UN Secretary General Ban Ki-moon has condemned the suicide attack by Taliban outside a polio vaccination centre in Pakistan’s Quetta city that killed 15 people and appealed its government to bring perpetrators of the attack to justice.
The target of the campaign is to immunize 2.4 million children under the age of five.
In that year, Pakistan recorded its highest number of polio cases since 1999.
Pakistan, Afghanistan and Nigeria are the only countries where polio is considered endemic, but Pakistan reportedly accounts for more than 80 percent of all polio cases in the world.

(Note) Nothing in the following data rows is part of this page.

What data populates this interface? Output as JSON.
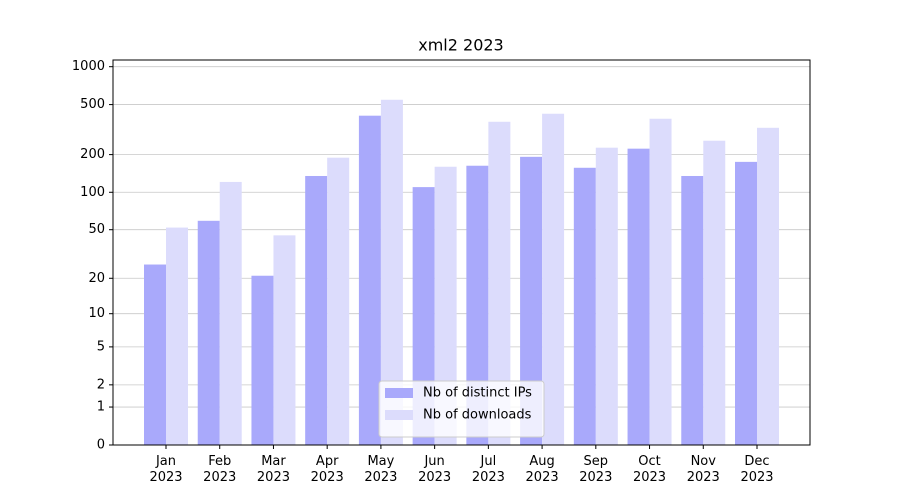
{
  "chart_data": {
    "type": "bar",
    "title": "xml2 2023",
    "categories": [
      "Jan\n2023",
      "Feb\n2023",
      "Mar\n2023",
      "Apr\n2023",
      "May\n2023",
      "Jun\n2023",
      "Jul\n2023",
      "Aug\n2023",
      "Sep\n2023",
      "Oct\n2023",
      "Nov\n2023",
      "Dec\n2023"
    ],
    "series": [
      {
        "name": "Nb of distinct IPs",
        "color": "#a9a9fb",
        "values": [
          26,
          59,
          21,
          135,
          408,
          110,
          163,
          192,
          157,
          223,
          135,
          175
        ]
      },
      {
        "name": "Nb of downloads",
        "color": "#dcdcfc",
        "values": [
          52,
          121,
          45,
          189,
          546,
          160,
          365,
          423,
          227,
          386,
          258,
          327
        ]
      }
    ],
    "yscale": "log1p",
    "ylim": [
      0,
      1130
    ],
    "yticks": [
      0,
      1,
      2,
      5,
      10,
      20,
      50,
      100,
      200,
      500,
      1000
    ],
    "grid": true,
    "legend": "lower center"
  }
}
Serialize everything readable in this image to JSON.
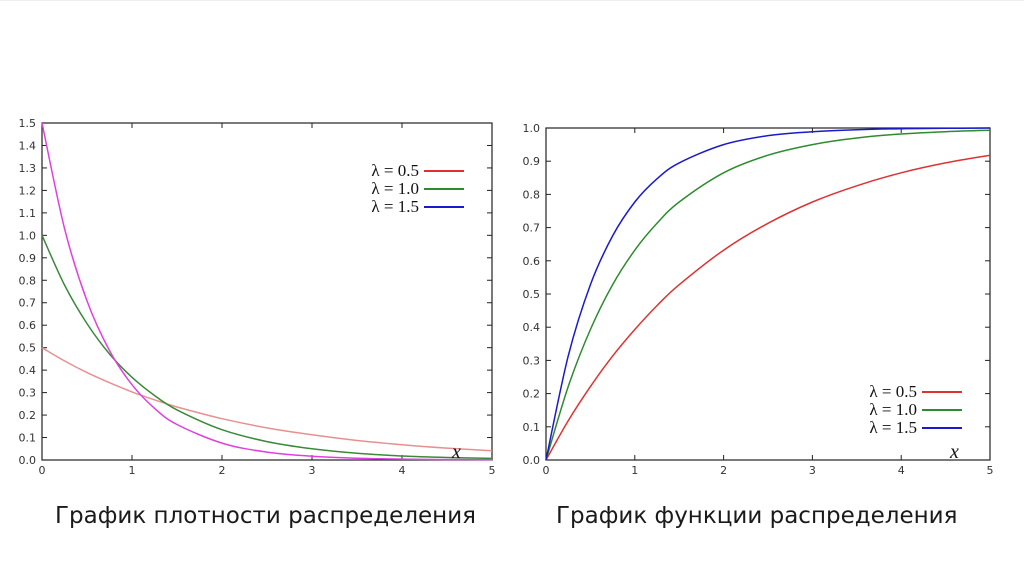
{
  "captions": {
    "pdf": "График плотности распределения",
    "cdf": "График функции распределения"
  },
  "chart_data": [
    {
      "type": "line",
      "function": "pdf",
      "xlabel": "x",
      "ylabel": "",
      "xlim": [
        0,
        5
      ],
      "ylim": [
        0,
        1.5
      ],
      "x_ticks": [
        "0",
        "1",
        "2",
        "3",
        "4",
        "5"
      ],
      "y_ticks": [
        "0.0",
        "0.1",
        "0.2",
        "0.3",
        "0.4",
        "0.5",
        "0.6",
        "0.7",
        "0.8",
        "0.9",
        "1.0",
        "1.1",
        "1.2",
        "1.3",
        "1.4",
        "1.5"
      ],
      "x": [
        0,
        0.25,
        0.5,
        0.75,
        1,
        1.25,
        1.5,
        2,
        2.5,
        3,
        3.5,
        4,
        4.5,
        5
      ],
      "legend": {
        "position": "top-right"
      },
      "series": [
        {
          "name": "λ = 0.5",
          "legend_color": "#e03030",
          "line_color": "#e89090",
          "values": [
            0.5,
            0.441,
            0.389,
            0.344,
            0.303,
            0.268,
            0.236,
            0.184,
            0.143,
            0.112,
            0.087,
            0.068,
            0.053,
            0.041
          ]
        },
        {
          "name": "λ = 1.0",
          "legend_color": "#2e8b2e",
          "line_color": "#3a8a3a",
          "values": [
            1.0,
            0.779,
            0.607,
            0.472,
            0.368,
            0.287,
            0.223,
            0.135,
            0.082,
            0.05,
            0.03,
            0.018,
            0.011,
            0.007
          ]
        },
        {
          "name": "λ = 1.5",
          "legend_color": "#1a1acc",
          "line_color": "#e040e0",
          "values": [
            1.5,
            1.031,
            0.708,
            0.487,
            0.335,
            0.23,
            0.158,
            0.075,
            0.035,
            0.017,
            0.008,
            0.004,
            0.002,
            0.001
          ]
        }
      ]
    },
    {
      "type": "line",
      "function": "cdf",
      "xlabel": "x",
      "ylabel": "",
      "xlim": [
        0,
        5
      ],
      "ylim": [
        0,
        1.0
      ],
      "x_ticks": [
        "0",
        "1",
        "2",
        "3",
        "4",
        "5"
      ],
      "y_ticks": [
        "0.0",
        "0.1",
        "0.2",
        "0.3",
        "0.4",
        "0.5",
        "0.6",
        "0.7",
        "0.8",
        "0.9",
        "1.0"
      ],
      "x": [
        0,
        0.25,
        0.5,
        0.75,
        1,
        1.25,
        1.5,
        2,
        2.5,
        3,
        3.5,
        4,
        4.5,
        5
      ],
      "legend": {
        "position": "bottom-right"
      },
      "series": [
        {
          "name": "λ = 0.5",
          "legend_color": "#e03030",
          "line_color": "#dd3333",
          "values": [
            0,
            0.118,
            0.221,
            0.313,
            0.393,
            0.465,
            0.528,
            0.632,
            0.713,
            0.777,
            0.826,
            0.865,
            0.895,
            0.918
          ]
        },
        {
          "name": "λ = 1.0",
          "legend_color": "#2e8b2e",
          "line_color": "#2e8b2e",
          "values": [
            0,
            0.221,
            0.393,
            0.528,
            0.632,
            0.713,
            0.777,
            0.865,
            0.918,
            0.95,
            0.97,
            0.982,
            0.989,
            0.993
          ]
        },
        {
          "name": "λ = 1.5",
          "legend_color": "#1a1acc",
          "line_color": "#1a1acc",
          "values": [
            0,
            0.313,
            0.528,
            0.675,
            0.777,
            0.847,
            0.895,
            0.95,
            0.977,
            0.989,
            0.995,
            0.998,
            0.999,
            1.0
          ]
        }
      ]
    }
  ]
}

At least 13 of the dead were security officials, Khan said.
He said the Pakistan Army had destroyed hideouts of terrorists and is now engaged to eliminate terrorists. Some Pakistanis are also suspicious about the vaccinations, fearing it will sterilize their children.
The Islamic State group has a presence in province, having fought with Taliban gunmen in recent months to take control of at least four border districts.
In December, an attacker threw a hand grenade at the offices of Din News in the eastern city of Lahore, leaving behind similar leaflets at the site of the attack.
People transfer an injured policeman to a hospital in southwest Pakistan’s Quetta, Jan. 13, 2016.